Des deux signaux, signal avertisseur ou signal d'arrêt absolu, c'est le signal avertisseur qui est le plus important, puisque c'est à partir du moment où le machiniste aperçoit la position du signal avertisseur qu'il prend ses dispositions pour respecter le signal d'arrêt absolu. C'est pour cette raison que, seul, le signal avertisseur est précédé de balises qui en facilitent le repérage en temps de brouillard.

Aussi, tous les chemins de fer sont-ils d'accord pour répéter les indications des signaux d'avertissement.

Les signaux avertisseurs étant abordés en pleine vitesse sont d'ailleurs les plus difficiles à observer.

On peut aussi répéter les signaux d'arrêt absolu en position d'arrêt, mais c'est beaucoup moins intéressant puisque ces signaux ne sont abordés qu'après franchissement d'un signal avertisseur dont la position annonce l'arrêt au signal suivant.

§ 2. - Dans quelle position doivent-ils être répétés ?

A première vue, il semble inutile d'aviser le machiniste de ce qu'il franchit un signal avertisseur ouvert, mais comme tout appareil répétiteur peut avoir des défaillances et que certains dérangements peuvent se traduire par l'absence de répétition au droit du signal avertisseur fermé, la répétition du signal ouvert offre au machiniste le moyen de vérifier au passage de chaque signal le bon fonctionnement de l'appareil.

C'est pourquoi, si certains réseaux avisent le machiniste de ce qu'il franchit un signal avertisseur fermé et ne lui donnent aucune indication quand il passe devant un signal avertisseur ouvert, beaucoup de réseaux donnent cependant les deux indications ouvert et fermé.

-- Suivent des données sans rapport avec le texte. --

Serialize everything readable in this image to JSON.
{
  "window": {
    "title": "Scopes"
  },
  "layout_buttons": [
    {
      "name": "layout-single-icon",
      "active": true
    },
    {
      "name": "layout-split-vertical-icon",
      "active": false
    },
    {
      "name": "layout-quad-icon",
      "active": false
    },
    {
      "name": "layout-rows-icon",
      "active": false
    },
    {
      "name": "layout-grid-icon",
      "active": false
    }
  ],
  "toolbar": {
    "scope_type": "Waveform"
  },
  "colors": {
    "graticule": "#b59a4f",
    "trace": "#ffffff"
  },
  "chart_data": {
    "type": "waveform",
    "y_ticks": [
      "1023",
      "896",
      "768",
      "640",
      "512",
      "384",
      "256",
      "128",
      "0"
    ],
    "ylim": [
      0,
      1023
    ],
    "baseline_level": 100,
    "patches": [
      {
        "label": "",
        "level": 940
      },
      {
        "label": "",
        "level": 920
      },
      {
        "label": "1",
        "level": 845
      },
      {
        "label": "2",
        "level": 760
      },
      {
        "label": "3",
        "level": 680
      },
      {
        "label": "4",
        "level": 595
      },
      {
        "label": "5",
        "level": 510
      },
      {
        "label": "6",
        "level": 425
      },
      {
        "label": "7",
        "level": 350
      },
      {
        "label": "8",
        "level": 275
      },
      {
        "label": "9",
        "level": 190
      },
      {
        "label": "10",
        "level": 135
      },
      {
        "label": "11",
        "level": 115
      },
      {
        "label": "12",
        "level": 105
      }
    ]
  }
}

§ 3. - Quelle est la nature des indications à donner au machiniste ?

1°) L'indication doit-elle être visuelle ou acoustique ?

En général, on estime qu'une indication acoustique attire plus sûrement l'attention du machiniste qu'une indication visuelle. Effectivement, pour qu'un machiniste perçoive sûrement une indication visuelle, il faut une double condition, à savoir :

  1. qu'il regarde dans une direction déterminée ;
  2. qu'il regarde au moment précis où l'indication apparaît.

Il a été constaté en outre que, dans les cas les plus favorables, l'homme réagit sur des signaux acoustiques en 1/8 de seconde environ, tandis qu'il lui faut 1/6 de seconde pour réagir sur des signaux optiques.

Si l'indication acoustique, qui se donne toujours au passage d'un signal fermé, est également donnée au droit d'un signal ouvert, il convient que la seconde indication soit très différente de la première. Pour le surplus, elle doit être relativement peu puissante, sinon elle pourrait devenir énervante pour le machiniste. Si les signaux étaient seulement distants l'un de l'autre de 2 km en moyenne, le machiniste à bord d'une locomotive qui fait du 120 km/h, rencontrerait un signal - fermé ou ouvert - toutes les minutes.

2°) En même temps que la répétition des signaux, convient-il de réaliser sur les locomotives l'enregistrement des signaux ?

A proprement parler, l'enregistrement ne rentre pas dans les mesures de sécurité, puisqu'il n'intervient en rien pour éviter l'accident. Il ne renseigne qu'après coup sur ce qui s'est passé,

Cependant, l'enregistrement présente plusieurs avantages qui, indirectement, concourent à la sécurité :

  1. Par l'examen des bandes enregistrées, il permet un contrôle de la régularité du fonctionnement des appareils répétiteurs ;
  2. Il rend impossible toute contestation du machiniste sur la position des signaux franchis et, partant, facilite les enquêtes.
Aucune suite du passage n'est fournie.